Advanced Sample Program for a 226km event

This program is quite advanced and requires loads of training time. Not for the athletes with a normal full-time job, family and other. Just an inkling of what can be done in prepping for a 226km

 

This program has been tried and tested to an 8h30 finish time over the 3.8km/180km/42km so we know it does work. Not everybody’s cup of tea as athletes are so vastly different.

 

4 WEEKS:

 

 

The training sessions will be as follows per week:

 

6 swim sessions

6 bike sessions

6 run sessions

 

 

Week 1 and 2 (combined)

 

Day 1 (Monday)

 

Bike 60km (spin easy gear, high spin cadence) in the morning

 

 

Swim session at lunch

400m swim, 200m kick, 200m pulling as warm-up

4 x 50m moderate swim on 60 seconds, rest 30 seconds after each set. DO IT 5 TIMES

200m easy swimming

40 x 25m, go hard for one length, rest 10 seconds, then go easy for another length

 

Total 3000m

 

 

Run +-10km moderate pace

 

 

 

Day 2 (Tuesday)

 

Bike warm-up for 10km, then time trial for 20km, cool down for 10km, 10km race pace, 20km easy spin recovery

 

Total 70km

 

 

Swim Session at lunch

6 x 500m swim, rest 30 secs after each

You must start easy and record your time, then you need to go faster for each 500m with your last interval being the fastest

4 x 25m maximum sprints,

Easy 100m

 

Total 3300m

 

Run time trial 8km

Warm-up for 2km before the run, and cool down easy 2km after the run

 

Total 12km

 

 

Day 3 (Wednesday)

 

Bike easy 60km in the morning and spin the legs

 

 

Swim Session

400m swim, 200m kick, 400m pulling as warm-up

15 x 100m at race pace.

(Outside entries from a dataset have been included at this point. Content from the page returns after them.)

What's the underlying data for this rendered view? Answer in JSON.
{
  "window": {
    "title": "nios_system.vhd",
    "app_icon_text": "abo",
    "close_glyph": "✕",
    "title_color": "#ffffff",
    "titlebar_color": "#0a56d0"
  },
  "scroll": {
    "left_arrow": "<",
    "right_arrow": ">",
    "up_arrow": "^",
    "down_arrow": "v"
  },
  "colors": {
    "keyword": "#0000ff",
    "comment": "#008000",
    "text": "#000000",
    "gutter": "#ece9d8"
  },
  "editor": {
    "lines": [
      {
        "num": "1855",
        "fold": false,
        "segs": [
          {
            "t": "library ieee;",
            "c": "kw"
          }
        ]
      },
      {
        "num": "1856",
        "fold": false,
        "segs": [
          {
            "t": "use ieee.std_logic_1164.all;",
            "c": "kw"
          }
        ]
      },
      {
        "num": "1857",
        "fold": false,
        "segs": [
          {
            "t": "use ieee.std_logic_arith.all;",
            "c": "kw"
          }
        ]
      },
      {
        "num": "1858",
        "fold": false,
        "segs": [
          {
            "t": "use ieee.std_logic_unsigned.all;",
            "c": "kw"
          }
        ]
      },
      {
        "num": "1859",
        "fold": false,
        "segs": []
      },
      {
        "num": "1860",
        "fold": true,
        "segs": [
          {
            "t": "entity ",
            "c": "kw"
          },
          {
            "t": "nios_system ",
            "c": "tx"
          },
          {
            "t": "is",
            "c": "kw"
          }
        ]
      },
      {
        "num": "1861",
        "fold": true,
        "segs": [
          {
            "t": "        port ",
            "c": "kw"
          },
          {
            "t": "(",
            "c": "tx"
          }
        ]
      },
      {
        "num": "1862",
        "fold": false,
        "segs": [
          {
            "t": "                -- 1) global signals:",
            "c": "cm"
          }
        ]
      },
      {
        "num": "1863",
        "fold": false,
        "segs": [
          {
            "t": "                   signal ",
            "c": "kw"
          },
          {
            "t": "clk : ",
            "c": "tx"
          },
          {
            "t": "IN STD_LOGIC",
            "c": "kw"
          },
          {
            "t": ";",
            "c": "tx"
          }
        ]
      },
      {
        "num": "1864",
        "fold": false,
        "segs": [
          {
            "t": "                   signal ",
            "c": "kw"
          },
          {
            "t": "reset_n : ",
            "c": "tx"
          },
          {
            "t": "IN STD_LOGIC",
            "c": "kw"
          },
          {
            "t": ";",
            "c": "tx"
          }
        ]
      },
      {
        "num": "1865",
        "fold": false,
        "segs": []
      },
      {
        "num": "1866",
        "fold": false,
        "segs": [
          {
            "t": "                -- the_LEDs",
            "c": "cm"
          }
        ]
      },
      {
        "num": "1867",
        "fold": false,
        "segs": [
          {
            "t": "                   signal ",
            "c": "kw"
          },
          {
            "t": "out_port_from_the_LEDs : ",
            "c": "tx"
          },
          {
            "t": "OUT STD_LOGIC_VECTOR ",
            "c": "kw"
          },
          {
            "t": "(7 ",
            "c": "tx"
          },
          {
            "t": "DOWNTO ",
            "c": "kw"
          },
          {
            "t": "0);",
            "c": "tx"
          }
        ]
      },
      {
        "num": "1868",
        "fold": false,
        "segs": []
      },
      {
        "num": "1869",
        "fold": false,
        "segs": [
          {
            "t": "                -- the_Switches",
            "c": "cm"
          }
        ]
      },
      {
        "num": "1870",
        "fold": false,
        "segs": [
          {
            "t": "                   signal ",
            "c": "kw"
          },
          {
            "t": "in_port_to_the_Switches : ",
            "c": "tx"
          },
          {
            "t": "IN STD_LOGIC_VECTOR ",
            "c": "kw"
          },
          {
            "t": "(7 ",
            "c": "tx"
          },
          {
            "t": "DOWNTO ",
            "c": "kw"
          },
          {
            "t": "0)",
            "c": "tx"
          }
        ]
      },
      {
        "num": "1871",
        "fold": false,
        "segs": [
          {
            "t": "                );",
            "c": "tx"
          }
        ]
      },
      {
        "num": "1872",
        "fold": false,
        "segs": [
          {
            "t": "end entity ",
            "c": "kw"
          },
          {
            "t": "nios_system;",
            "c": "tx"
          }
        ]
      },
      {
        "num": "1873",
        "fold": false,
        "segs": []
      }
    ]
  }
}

Do it on 2 minutes.

Easy 200m

Sprint 8 x 25m maximum efforts, rest 30 seconds after each 25m

Easy 100m

 

Total 3000m

 

Run

Easy 8 – 10km

 

Day 4 (Thursday)

 

Bike interval session

Warm-up 20km

Go to the goose hill, start at the bottom

Go very hard to the top (+-800m) x 15

Slow recovery down to the bottom

Easy 12km

 

Total 60km

 

 

Swim Session

3 x 1000m straight swims (rest 1 minute after each)

 

First one swim

2nd do pulling

3rd do swim again

 

4 x 25m sprints, rest 30 seconds after each

 

Total 3100m

 

 

Run

Track Session

Warm-up 2km

Do 10 x 100m strides, jog back to the start

4 x 400m hard efforts, carry on jogging 400m and do not stop after each interval

Rest 2 minutes

3 x 1km intervals (go hard, rest 2 minutes between each interval)

Recovery 2km

 

Total +- 12km

 

 

Day 5 (Friday)

 

Bike 80km easy

 

Swim Session

6 x 50m easy swimming on 60 seconds

6 x 50m kicking, rest 10 seconds after each

3 x 100m medley, rest 10 seconds after each

3 x 100m swimming, rest 10 seconds after each

 

Easy 300m recovery swim

 

16 x 25m sprints, on 30 seconds

 

Easy 100m recovery swim

 

5 x 200m pulling, rest 1 minute after each set

 

Total 3000m

 

 

Run Session: REST

 

Day 6 (Saturday)

 

Do a long run in the morning 20-30km

Do it at a moderate pace

 

 

Swim Session in the afternoon as recovery

2km straight easy swim, no rest, just recover

 

 

Day 7 (Sunday) Brick Session

 

Long Bike (120 – 180km) followed by 5-10km run

 

 

 

 

Total for the weeks 1 and 2:

 

Bike 460/520km

Swim 17km

Run 65/85km

 

 

YOU WILL REPEAT THIS TRAINING SCHEDULE FOR A PERIOD OF 2 WEEKS

 

 

 

WEEK 3 & 4

 

 

Day 1(Monday)

 

Bike 70km easy

 

 

Swim at lunch

 

6 sets of (swim 100m, kick 100m, pull 100m) no rest between sets

200m easy swimming

10 x 75m hard swimming at race pace, rest 30 seconds between each one

Easy 100m recovery

10 x 25m maximum sprints, rest 30 seconds between each

Easy off

 

Total 3100m

 

Run Session (Hill session)

Warm-up 1km warm-up

1km hill intervals that is not too steep but not flat either – use your discretion on this one

5 sets of go hard up to the top, jog back down easy, no rest, go again

Recover 1km easy cool down

 

Total 10 – 12km

 

Day 2 (Tuesday)

 

Bike time trial

Warm-up 10 km

Time trial for 50km race pace if possible. 75-80% of your MHR

Cool down for 10km

 

Total 70km

 

 

 

Swim session

15 x 200m swimming

 

Rest 30 seconds in between each

 

Total 3km

 

 

 

Run Session:

Time Trial

4km warm-up

8km time trial as maximum effort

2km easy

 

Total 14km

 

 

Day 3 (Wednesday)

 

Bike recovery ride of 60km easy

 

Swim session

Warm-up 400m swim, 200m kick, 200m pull

Do 4 sets of (10 x 50m on 60 seconds) race pace.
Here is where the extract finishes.